Since I met my husband and we've been together for 12 years now (married for 4), we have never had a joint bank account. Is this weird? He will happily let me pay for rent and all the house expenses. I am employed and he is self-employed. I am on a fixed salary, whilst he isn't.
This has made my life so difficult and very difficult for me to know what he is earning and how much money he is bringing in. My parents are appalled that I have no idea how much he is earning. But I don't! He will sometimes bring in just enough money to cover half the rent (if he does - sometimes he says "But I brought in more last month to cover for this month as well! And leaves me to dry.), whilst I work full time.
I always have to put up with his excuses on why he has not given me enough money to pay for this or that. Apparently, he has a lot of debts on his credit cards so he needs to pay the fees for those. I have no idea what his expenses are and he would often HIDE money from me or keep cash that I have no idea he has. He has full access to my account. If he puts any money into my account, he will then transfer it back to his by the end of the month or at least some of it.
Whilst I earn a decent salary, we have a lot of expenses since our little one came along. He would also often give his family money (and I have no idea until he slips and tells me or I find out from other sources.) and I feel like I have to pay for everything and I feel like this is so unfair. He knows how I feel but continues to do exactly the same things over and over again. Since my maternity leave we have been in a very difficult financial situation and I feel like I am working just to pay our debts.
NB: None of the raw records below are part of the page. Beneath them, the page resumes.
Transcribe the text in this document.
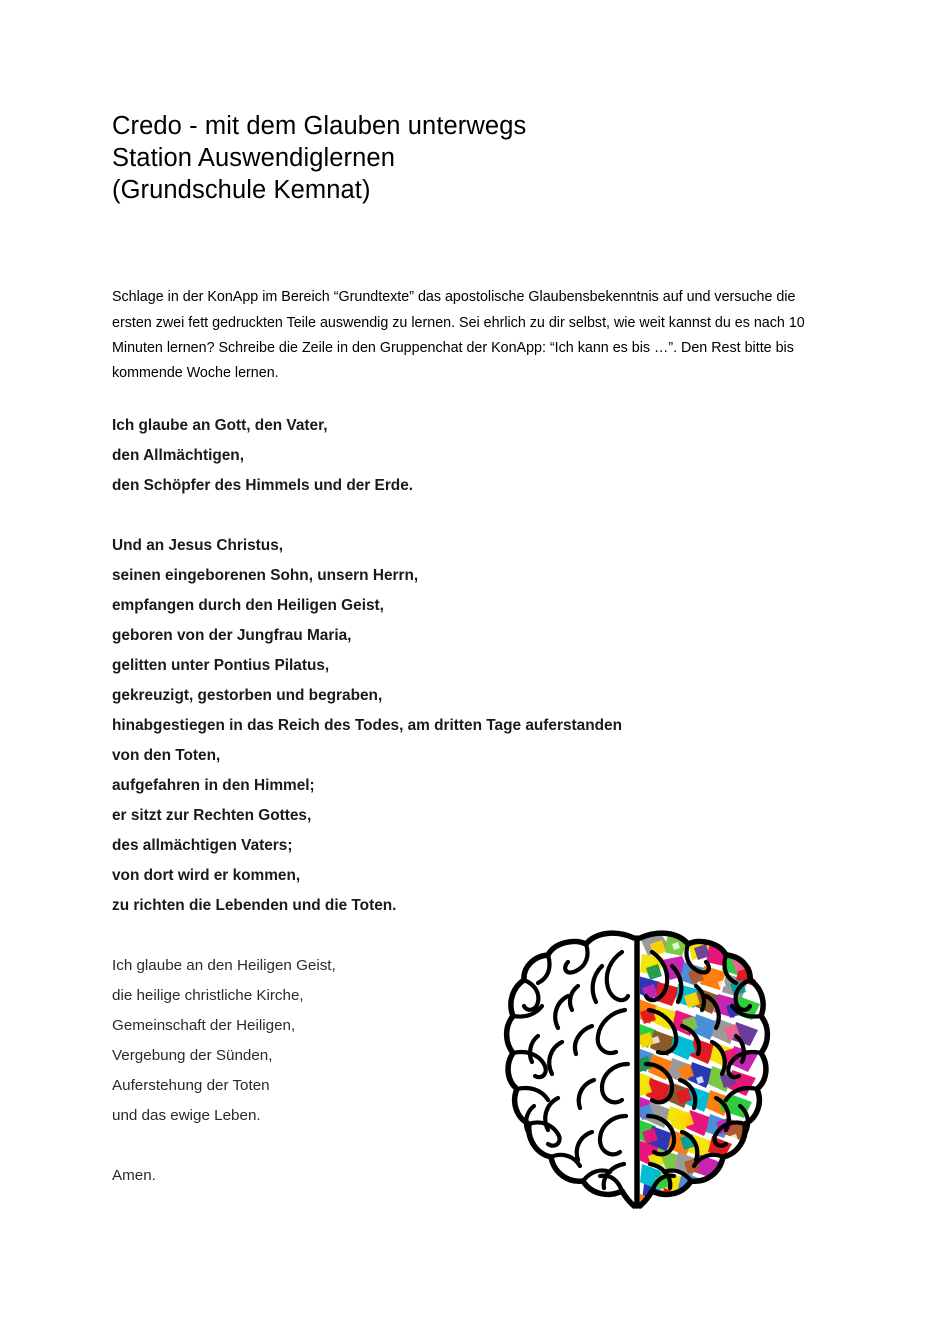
Credo - mit dem Glauben unterwegs
Station Auswendiglernen
(Grundschule Kemnat)

Schlage in der KonApp im Bereich “Grundtexte” das apostolische Glaubensbekenntnis auf und versuche die ersten zwei fett gedruckten Teile auswendig zu lernen. Sei ehrlich zu dir selbst, wie weit kannst du es nach 10 Minuten lernen? Schreibe die Zeile in den Gruppenchat der KonApp: “Ich kann es bis …”. Den Rest bitte bis kommende Woche lernen.

Ich glaube an Gott, den Vater,
den Allmächtigen,
den Schöpfer des Himmels und der Erde.
Und an Jesus Christus,
seinen eingeborenen Sohn, unsern Herrn,
empfangen durch den Heiligen Geist,
geboren von der Jungfrau Maria,
gelitten unter Pontius Pilatus,
gekreuzigt, gestorben und begraben,
hinabgestiegen in das Reich des Todes, am dritten Tage auferstanden
von den Toten,
aufgefahren in den Himmel;
er sitzt zur Rechten Gottes,
des allmächtigen Vaters;
von dort wird er kommen,
zu richten die Lebenden und die Toten.
Ich glaube an den Heiligen Geist,
die heilige christliche Kirche,
Gemeinschaft der Heiligen,
Vergebung der Sünden,
Auferstehung der Toten
und das ewige Leben.
Amen.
He is also working more now after a big argument about how he is not pulling his weight enough. The problem I have now with him is that if I buy myself something (clothes, cosmetics etc) he would tell me off for "spending money". I feel that I should be entitled to spend some money on myself since I am working for them. He feels that my money is his money and I should consult him before. I HATE that I have to justify myself to him. I honestly don't know how to fix our finances. Is anyone in the same kind of boat? Can anyone relate/ help with some advice?